Nella maggior parte degli ambienti di lavoro la musica non è la benvenuta perché è considerata una fonte di distrazione. È davvero così?
È più probabile che distraggano il vocio che regna sovrano nell’open space, il rumore della macchinetta del caffè o del lancia-merendine o ancora il rumore proveniente dalla strada o l’incessante squillare del telefono, per non parlare del trillo dei messaggi whatsapp.
Tempo fa avevo letto un articolo in cui si sosteneva che il rumore influenza il cervello nelle svariate e incessanti attività di elaborazione. L’analisi si concentrava sul tipo e sull’intensità di rumore.
Il rumore di fondo, per avere un certo effetto, si leggeva, deve essere quello giusto: troppo alto disturba e distrae – troppo poco non è sufficientemente stimolante. Anche in questo caso, è tutta una questione di equilibrio.
A prescindere dal numero di decibel ideali, è certo che il silenzio (che poi trattasi evidentemente di falso silenzio) non sia proficuo, soprattutto al lavoro.
Il rumore che a me interessa, particolarmente, come sempre è la musica.
La musica in ambienti “stressogeni” come quello lavorativo può aiutare a migliorare l’umore, combattere lo stress e favorire il ragionamento, con un’adeguata e direi personale regolazione del volume. Si sostiene, infatti, che il volume elevato sia in grado di annullare tutti i benefici, finendo per essere controproducente e fattore di disturbo, in quanto percepito come rumore (n.d.r. nel mio caso, il volume elevato, invece, mi consente di creare una bolla protettiva e di isolarmi da tutto il resto).
A prescindere dal volume, direi che rilevante sia l’ascolto di canzoni familiari, prevedibili che non portino a distrarsi per distogliere l’attenzione dalle proprie attività lavorative per dirottarla sulle nuove strofe.
E sul genere?
Potremmo pensare alla musica classica per ridurre lo stato d’ansia in ambienti fortemente competitivi, alla musica elettronica per i lavori poco stimolanti e ripetitivi, a quella post-punk per gli avvocati come me che devono predisporre durissime difese per non parlare degli attacchi. Osate pure con la musica trap o rap, se ci riuscite e se volete essere sempre al passo con il tempo.
Infatti, la scelta di cosa ascoltare non è banale.
Basti pensare che da uno studio è emerso che l’ascolto delle sonate di Mozart rispetto all’ascolto di Albinoni produce differenze sostanziali con riferimento all’eccitamento e all’umore. Mozart procurava maggiore godimento, Albinoni tendenzialmente faceva registrare un aumento di umore negativo.
In altre parole, è tutta una questione di affinità, di familiarità.

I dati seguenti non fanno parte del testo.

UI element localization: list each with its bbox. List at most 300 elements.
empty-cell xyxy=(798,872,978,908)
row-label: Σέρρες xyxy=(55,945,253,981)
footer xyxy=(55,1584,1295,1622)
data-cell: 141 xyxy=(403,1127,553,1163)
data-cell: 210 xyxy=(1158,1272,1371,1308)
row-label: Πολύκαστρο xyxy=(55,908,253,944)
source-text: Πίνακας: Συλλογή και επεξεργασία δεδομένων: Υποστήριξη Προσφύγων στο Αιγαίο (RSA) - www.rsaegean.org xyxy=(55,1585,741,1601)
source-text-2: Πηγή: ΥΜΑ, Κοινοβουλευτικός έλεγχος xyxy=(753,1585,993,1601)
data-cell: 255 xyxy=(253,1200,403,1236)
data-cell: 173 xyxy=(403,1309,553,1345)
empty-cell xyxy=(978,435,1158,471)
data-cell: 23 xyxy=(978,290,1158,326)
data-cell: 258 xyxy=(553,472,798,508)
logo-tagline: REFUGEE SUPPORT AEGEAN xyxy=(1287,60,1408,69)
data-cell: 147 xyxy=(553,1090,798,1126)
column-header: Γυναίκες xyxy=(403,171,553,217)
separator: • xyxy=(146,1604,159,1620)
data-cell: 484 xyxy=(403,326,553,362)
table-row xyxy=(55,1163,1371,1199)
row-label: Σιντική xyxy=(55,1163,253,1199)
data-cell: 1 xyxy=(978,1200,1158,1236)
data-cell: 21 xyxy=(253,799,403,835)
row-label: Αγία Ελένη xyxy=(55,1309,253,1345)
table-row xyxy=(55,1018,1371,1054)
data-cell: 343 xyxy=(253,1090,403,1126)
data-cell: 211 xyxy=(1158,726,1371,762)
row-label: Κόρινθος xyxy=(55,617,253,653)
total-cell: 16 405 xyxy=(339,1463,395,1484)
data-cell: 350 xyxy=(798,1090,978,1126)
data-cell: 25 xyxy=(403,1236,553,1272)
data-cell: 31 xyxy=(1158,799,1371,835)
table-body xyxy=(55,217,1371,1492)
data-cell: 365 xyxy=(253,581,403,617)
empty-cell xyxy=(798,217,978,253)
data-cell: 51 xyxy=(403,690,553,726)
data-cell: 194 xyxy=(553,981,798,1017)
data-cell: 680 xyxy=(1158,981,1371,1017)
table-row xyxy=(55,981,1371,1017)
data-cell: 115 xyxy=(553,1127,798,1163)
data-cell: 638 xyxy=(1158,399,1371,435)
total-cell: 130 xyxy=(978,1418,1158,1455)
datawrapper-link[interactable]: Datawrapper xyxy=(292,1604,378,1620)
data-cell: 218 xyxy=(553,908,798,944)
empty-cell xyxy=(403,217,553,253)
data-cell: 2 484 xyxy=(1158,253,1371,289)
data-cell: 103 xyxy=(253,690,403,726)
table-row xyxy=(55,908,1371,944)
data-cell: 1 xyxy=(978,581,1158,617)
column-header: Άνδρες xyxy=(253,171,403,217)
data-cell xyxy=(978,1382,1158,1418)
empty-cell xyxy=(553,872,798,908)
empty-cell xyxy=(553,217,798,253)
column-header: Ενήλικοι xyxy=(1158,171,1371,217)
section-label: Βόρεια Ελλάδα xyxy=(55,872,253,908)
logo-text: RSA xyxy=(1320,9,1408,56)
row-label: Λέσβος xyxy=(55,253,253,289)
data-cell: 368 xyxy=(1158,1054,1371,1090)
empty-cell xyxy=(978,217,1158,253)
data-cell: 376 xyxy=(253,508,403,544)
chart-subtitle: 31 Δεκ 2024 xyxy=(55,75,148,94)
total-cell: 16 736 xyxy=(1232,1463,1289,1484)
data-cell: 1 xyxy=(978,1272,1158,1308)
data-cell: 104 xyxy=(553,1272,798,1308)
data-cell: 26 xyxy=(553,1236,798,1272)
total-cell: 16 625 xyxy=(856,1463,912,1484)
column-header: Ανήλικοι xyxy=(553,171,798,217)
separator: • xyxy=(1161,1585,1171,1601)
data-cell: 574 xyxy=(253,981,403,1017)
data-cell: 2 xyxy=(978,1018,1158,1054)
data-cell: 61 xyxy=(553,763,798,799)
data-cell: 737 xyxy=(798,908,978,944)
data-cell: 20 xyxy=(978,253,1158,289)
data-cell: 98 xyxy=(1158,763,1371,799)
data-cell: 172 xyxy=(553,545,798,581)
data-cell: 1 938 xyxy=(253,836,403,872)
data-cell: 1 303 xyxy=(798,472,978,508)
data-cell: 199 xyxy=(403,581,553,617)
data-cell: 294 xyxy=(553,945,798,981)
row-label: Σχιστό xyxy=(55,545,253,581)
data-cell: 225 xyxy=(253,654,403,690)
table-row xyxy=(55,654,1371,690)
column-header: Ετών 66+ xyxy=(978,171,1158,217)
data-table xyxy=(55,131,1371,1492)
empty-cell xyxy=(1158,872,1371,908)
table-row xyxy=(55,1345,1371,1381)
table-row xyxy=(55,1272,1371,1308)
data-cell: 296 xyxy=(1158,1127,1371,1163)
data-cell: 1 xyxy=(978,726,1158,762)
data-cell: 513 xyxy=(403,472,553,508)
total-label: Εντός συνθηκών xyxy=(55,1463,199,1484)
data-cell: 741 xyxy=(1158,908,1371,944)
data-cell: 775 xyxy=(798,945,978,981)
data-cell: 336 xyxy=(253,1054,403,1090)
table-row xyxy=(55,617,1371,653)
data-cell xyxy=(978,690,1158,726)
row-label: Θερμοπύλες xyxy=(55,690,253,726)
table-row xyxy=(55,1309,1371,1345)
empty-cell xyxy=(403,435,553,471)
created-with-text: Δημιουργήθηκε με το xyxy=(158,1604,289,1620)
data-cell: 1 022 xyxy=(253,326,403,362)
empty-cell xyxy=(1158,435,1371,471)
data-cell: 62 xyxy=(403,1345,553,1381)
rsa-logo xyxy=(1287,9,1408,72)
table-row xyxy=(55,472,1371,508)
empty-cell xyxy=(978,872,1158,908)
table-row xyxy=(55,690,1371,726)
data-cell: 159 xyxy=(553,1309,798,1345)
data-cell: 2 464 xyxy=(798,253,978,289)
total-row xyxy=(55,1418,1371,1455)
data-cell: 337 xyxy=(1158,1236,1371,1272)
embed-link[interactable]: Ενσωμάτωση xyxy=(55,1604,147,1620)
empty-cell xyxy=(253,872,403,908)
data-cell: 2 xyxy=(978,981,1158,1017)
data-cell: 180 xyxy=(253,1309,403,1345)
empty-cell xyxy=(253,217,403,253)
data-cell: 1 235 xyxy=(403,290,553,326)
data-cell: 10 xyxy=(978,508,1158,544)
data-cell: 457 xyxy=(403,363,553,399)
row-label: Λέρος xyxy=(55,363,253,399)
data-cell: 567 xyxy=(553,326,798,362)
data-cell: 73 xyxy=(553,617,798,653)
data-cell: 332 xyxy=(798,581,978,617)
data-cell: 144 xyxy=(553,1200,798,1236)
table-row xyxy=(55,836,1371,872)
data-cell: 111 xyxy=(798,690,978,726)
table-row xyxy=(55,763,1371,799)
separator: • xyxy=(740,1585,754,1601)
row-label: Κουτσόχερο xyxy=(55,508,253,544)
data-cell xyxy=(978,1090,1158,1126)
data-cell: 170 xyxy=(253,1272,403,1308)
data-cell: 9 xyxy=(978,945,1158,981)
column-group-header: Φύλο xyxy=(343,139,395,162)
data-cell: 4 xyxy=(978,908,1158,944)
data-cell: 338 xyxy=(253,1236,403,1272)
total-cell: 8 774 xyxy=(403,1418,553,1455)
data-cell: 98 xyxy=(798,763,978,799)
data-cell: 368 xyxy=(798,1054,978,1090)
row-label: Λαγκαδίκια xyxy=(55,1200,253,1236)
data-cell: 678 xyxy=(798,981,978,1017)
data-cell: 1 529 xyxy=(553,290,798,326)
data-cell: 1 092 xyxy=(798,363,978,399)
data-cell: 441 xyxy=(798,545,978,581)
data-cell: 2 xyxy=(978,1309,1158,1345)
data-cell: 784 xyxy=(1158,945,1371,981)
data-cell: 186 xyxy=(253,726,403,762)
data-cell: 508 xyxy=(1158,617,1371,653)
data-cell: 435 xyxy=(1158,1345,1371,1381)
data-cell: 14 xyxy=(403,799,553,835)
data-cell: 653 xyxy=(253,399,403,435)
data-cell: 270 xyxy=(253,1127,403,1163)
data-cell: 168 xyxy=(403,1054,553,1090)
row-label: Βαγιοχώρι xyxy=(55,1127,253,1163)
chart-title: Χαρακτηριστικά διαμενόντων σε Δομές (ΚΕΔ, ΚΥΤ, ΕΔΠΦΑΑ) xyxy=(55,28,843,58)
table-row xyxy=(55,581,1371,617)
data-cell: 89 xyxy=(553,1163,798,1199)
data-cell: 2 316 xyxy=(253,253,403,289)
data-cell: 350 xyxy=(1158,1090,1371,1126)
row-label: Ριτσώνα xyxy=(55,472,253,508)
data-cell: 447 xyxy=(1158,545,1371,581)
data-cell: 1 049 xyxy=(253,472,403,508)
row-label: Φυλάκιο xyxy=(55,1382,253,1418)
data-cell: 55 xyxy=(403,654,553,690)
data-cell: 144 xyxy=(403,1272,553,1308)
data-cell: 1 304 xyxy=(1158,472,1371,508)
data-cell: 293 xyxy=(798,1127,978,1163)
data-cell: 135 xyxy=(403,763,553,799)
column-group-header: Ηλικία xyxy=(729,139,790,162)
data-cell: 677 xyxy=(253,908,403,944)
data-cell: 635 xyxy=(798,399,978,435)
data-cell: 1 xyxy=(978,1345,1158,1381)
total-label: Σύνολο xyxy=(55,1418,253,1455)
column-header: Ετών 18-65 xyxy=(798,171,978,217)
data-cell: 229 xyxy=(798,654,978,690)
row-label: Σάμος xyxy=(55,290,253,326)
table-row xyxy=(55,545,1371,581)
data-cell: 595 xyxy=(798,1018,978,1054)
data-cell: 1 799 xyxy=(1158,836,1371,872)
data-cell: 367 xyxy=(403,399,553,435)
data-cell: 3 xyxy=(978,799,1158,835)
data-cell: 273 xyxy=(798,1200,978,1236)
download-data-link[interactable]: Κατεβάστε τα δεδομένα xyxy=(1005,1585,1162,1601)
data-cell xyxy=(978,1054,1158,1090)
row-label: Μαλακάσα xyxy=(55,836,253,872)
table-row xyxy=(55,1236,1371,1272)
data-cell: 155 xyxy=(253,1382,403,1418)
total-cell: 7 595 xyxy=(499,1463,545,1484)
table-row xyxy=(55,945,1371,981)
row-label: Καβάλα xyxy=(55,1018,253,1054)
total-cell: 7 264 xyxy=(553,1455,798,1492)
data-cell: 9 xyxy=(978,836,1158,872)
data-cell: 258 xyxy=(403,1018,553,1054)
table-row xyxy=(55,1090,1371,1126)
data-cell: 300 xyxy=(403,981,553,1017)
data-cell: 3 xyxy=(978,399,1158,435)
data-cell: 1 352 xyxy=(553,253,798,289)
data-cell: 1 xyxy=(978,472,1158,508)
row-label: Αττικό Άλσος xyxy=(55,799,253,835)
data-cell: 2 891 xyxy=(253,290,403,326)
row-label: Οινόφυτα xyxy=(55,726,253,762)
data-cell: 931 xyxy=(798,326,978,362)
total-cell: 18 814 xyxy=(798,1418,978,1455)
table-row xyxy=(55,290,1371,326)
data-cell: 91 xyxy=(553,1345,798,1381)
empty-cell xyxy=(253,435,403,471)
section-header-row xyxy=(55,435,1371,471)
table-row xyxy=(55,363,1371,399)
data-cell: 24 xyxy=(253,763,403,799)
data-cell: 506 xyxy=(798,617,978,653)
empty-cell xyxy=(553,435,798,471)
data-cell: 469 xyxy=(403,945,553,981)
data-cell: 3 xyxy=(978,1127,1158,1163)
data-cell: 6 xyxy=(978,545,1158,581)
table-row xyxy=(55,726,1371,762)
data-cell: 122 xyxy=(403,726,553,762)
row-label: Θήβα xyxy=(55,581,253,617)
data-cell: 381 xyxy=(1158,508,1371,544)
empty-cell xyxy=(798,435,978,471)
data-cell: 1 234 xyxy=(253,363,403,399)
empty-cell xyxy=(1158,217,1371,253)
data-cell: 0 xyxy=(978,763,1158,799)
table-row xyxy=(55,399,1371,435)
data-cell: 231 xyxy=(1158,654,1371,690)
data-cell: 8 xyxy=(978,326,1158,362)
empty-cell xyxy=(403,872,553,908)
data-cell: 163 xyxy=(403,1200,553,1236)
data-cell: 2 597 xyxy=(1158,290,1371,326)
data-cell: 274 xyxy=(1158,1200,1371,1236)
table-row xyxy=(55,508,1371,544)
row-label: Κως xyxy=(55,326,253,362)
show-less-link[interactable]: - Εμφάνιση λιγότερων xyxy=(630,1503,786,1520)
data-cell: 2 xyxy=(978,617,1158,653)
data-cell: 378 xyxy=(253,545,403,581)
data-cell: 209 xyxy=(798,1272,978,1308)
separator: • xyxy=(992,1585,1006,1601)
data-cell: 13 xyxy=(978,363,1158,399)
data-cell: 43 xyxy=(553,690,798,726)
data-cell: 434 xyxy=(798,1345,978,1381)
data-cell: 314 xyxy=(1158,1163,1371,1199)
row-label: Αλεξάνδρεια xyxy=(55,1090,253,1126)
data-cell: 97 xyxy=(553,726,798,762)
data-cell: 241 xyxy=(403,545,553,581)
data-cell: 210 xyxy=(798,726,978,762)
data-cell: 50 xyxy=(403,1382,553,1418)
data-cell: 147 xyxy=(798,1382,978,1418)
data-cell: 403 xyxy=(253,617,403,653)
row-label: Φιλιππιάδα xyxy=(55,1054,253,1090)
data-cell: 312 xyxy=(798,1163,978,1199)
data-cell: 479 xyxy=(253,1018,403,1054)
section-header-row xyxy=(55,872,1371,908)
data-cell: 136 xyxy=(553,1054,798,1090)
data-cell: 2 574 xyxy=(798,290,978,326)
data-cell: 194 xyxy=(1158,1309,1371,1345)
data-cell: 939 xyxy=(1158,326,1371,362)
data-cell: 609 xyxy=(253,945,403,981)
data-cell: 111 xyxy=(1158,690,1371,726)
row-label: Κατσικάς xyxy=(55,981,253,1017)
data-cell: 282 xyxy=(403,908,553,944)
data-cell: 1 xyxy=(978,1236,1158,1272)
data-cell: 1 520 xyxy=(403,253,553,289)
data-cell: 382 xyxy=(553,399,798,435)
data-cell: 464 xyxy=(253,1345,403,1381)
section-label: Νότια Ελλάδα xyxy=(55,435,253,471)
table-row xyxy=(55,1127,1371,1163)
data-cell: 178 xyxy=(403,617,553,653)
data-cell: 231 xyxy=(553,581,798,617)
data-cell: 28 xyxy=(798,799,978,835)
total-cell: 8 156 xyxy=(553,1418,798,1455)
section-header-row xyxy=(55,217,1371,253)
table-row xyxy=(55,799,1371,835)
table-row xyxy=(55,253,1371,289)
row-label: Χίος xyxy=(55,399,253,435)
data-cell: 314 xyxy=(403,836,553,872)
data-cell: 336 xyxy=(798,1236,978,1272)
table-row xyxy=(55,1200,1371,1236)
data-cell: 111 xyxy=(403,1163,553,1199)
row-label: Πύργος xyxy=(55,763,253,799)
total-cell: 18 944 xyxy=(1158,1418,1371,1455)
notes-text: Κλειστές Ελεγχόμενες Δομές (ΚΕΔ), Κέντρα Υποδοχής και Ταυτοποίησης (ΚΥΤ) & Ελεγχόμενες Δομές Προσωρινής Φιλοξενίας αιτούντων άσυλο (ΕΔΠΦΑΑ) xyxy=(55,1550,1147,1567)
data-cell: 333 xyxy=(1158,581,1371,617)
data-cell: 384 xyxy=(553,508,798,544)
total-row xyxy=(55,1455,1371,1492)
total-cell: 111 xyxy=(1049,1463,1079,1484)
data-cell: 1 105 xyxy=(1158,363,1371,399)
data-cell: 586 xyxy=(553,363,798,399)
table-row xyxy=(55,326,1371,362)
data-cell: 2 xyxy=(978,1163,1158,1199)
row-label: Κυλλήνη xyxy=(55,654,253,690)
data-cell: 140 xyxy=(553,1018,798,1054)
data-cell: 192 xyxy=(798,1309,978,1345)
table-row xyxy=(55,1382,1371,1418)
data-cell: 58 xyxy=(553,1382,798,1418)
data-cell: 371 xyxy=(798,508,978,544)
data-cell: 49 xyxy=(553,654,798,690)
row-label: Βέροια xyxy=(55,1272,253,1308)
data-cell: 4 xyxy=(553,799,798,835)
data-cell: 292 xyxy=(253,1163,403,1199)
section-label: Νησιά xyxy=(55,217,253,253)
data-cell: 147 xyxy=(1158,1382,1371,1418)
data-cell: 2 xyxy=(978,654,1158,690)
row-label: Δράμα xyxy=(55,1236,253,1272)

In questo periodo, ad esempio, al lavoro non potrei fare a meno dell’album (grande classico) 1996 Live in Milano di Ryuichi Sakamoto, oppure All Melody di Nils Frahm, o ancora Wanderer di Cat Power (album nuovissimo che è già diventato famiglia per me)… Nei momenti più duri torno sempre ad Adore delle Savages perché sono convinta che il post-punk ci salvi anche dallo stress da lavoro.
Voi, invece, fate lavorare la musica con voi?